8 February 2019 | By CM staff

A roofing company has been fined after its director’s nephew died in a fall while working for the firm.

Southwark Crown Court heard how, on 9 December 2015, Daniel Shrimpton was removing flashing from the roof of a two-storey terraced house in Wimbeldon. He was found lying unresponsive on the ground soon after beginning work and died later that day in hospital. Daniel Shrimpton was Ray Strank’s nephew and the only employee of Ray Strank Roofing.

A joint investigation between the Health and Safety Executive (HSE) and the Metropolitan Police found Ray Strank Roofing had failed to properly plan the work and that suitable control measures were not in place.

The most appropriate form of work at height equipment for the job would have been a scaffold, erected on two sides of the building to provide edge protection to all the open edges of the roof. However, a scaffold was not present on site on the day of the incident and not priced for. Ray Strank Roofing’s failings were due to the neglect of Ray Strank, the sole director, the HSE said.

Ray Strank Roofing of Sandbourne Avenue, London pleaded guilty to breaching Regulation 4 of the Work at Height Regulations 2005 and has been fined £50,000 and ordered to pay costs of £5,500.

Ray Strank of Sandbourne Avenue, London pleaded guilty to breaching Section 37 of the Health & Safety at Work etc. Act 1974 and was sentenced to 200 hours unpaid work and ordered to pay costs of £5,500.

HSE inspector Gabriella Dimitrov said: “This was a tragic incident, which could so easily have been avoided by the carrying out of correct control measures and safe working practices.

“Falls from height remain one of the most common causes of work fatalities in this country, and the hazards associated with working at height are well-known. Similarly, the precautions and systems of work available to control these hazards are also well known and well documented.
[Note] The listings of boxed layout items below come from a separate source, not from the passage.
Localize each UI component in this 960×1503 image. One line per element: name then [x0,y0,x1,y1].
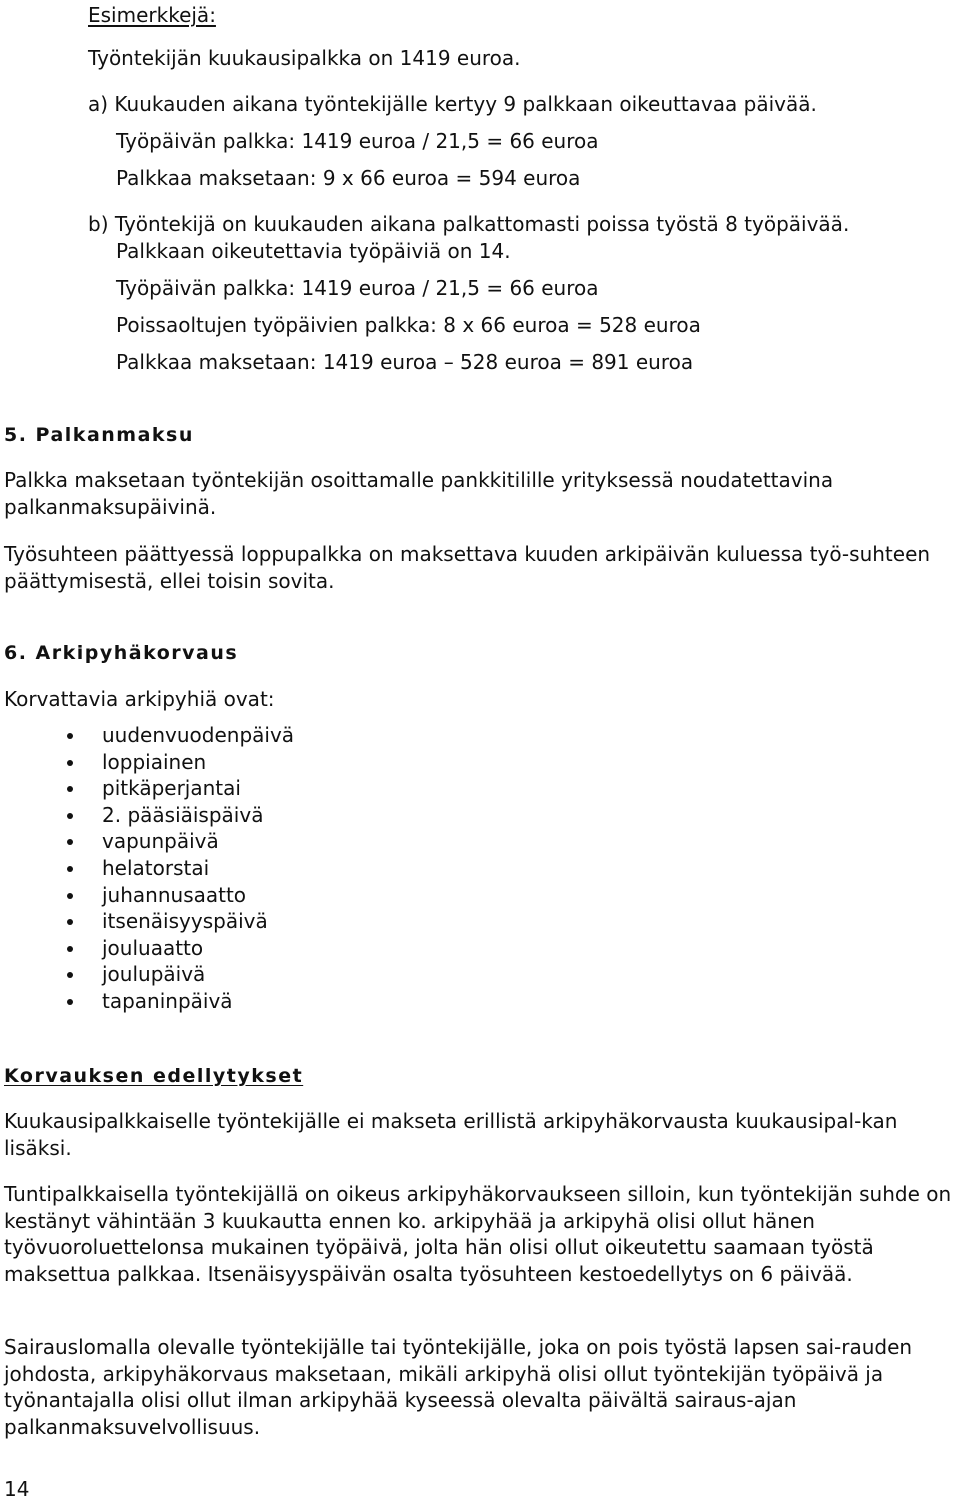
examples-intro: Työntekijän kuukausipalkka on 1419 euroa. [88,46,521,70]
bullet-icon [67,733,73,739]
section-5-heading: 5. Palkanmaksu [4,424,194,446]
bullet-icon [67,972,73,978]
section-5-paragraph: Palkka maksetaan työntekijän osoittamalle pankkitilille yrityksessä noudatettavina palkanmaksupäivinä. [4,468,834,519]
list-item: itsenäisyyspäivä [64,908,294,935]
example-b-title: b) Työntekijä on kuukauden aikana palkattomasti poissa työstä 8 työpäivää. [88,212,850,236]
list-item: tapaninpäivä [64,988,294,1015]
bullet-icon [67,919,73,925]
bullet-icon [67,760,73,766]
list-item: 2. pääsiäispäivä [64,802,294,829]
bullet-icon [67,839,73,845]
example-b-line: Palkkaan oikeutettavia työpäiviä on 14. [116,239,511,263]
list-item: juhannusaatto [64,882,294,909]
bullet-icon [67,999,73,1005]
examples-heading: Esimerkkejä: [88,3,216,27]
example-b-line: Työpäivän palkka: 1419 euroa / 21,5 = 66 euroa [116,276,599,300]
example-a-title: a) Kuukauden aikana työntekijälle kertyy 9 palkkaan oikeuttavaa päivää. [88,92,817,116]
conditions-heading: Korvauksen edellytykset [4,1065,304,1087]
list-item: jouluaatto [64,935,294,962]
example-b-line: Palkkaa maksetaan: 1419 euroa – 528 euroa = 891 euroa [116,350,694,374]
list-item: pitkäperjantai [64,775,294,802]
list-item: vapunpäivä [64,828,294,855]
conditions-paragraph: Kuukausipalkkaiselle työntekijälle ei makseta erillistä arkipyhäkorvausta kuukausipal-kan lisäksi. [4,1109,898,1160]
bullet-icon [67,893,73,899]
holiday-list [64,722,294,1015]
example-a-line: Työpäivän palkka: 1419 euroa / 21,5 = 66 euroa [116,129,599,153]
example-b-line: Poissaoltujen työpäivien palkka: 8 x 66 euroa = 528 euroa [116,313,701,337]
holidays-intro: Korvattavia arkipyhiä ovat: [4,687,275,711]
conditions-paragraph: Tuntipalkkaisella työntekijällä on oikeus arkipyhäkorvaukseen silloin, kun työntekijän suhde on kestänyt vähintään 3 kuukautta ennen ko. arkipyhää ja arkipyhä olisi ollut hänen työvuoroluettelonsa mukainen työpäivä, jolta hän olisi ollut oikeutettu saamaan työstä maksettua palkkaa. Itsenäisyyspäivän osalta työsuhteen kestoedellytys on 6 päivää. [4,1182,952,1286]
list-item: helatorstai [64,855,294,882]
bullet-icon [67,813,73,819]
page-number: 14 [4,1477,30,1501]
section-5-paragraph: Työsuhteen päättyessä loppupalkka on maksettava kuuden arkipäivän kuluessa työ-suhteen päättymisestä, ellei toisin sovita. [4,542,931,593]
bullet-icon [67,866,73,872]
bullet-icon [67,786,73,792]
section-6-heading: 6. Arkipyhäkorvaus [4,642,239,664]
list-item: loppiainen [64,749,294,776]
list-item: joulupäivä [64,961,294,988]
conditions-paragraph: Sairauslomalla olevalle työntekijälle tai työntekijälle, joka on pois työstä lapsen sai-rauden johdosta, arkipyhäkorvaus maksetaan, mikäli arkipyhä olisi ollut työntekijän työpäivä ja työnantajalla olisi ollut ilman arkipyhää kyseessä olevalta päivältä sairaus-ajan palkanmaksuvelvollisuus. [4,1335,913,1439]
bullet-icon [67,946,73,952]
example-a-line: Palkkaa maksetaan: 9 x 66 euroa = 594 euroa [116,166,581,190]
list-item: uudenvuodenpäivä [64,722,294,749]
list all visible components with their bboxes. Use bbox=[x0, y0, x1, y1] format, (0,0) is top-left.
“Companies should be aware that HSE will not hesitate to take appropriate enforcement action against those that fall below the required standards.”


Height in Construction should ultimately be considered when scoping work in construction. Two hundred hours of community services and monetary fines is considered a drop in the bucket for human life. Whether you work at heights everyday or just once in awhile, safety focus during those times is of utmost importance.
The building industry should be more stringent than the HSE regulations prior to business registrations. It takes one mistake to turn a routine work task into a fatality. This young man falls are debilitating, causing double deadly circumstances. The Act of 1974 is to protect employees each and every time they could be exposed. The building industry must strictly part-take in investigations on any construction company that willfully violate safety.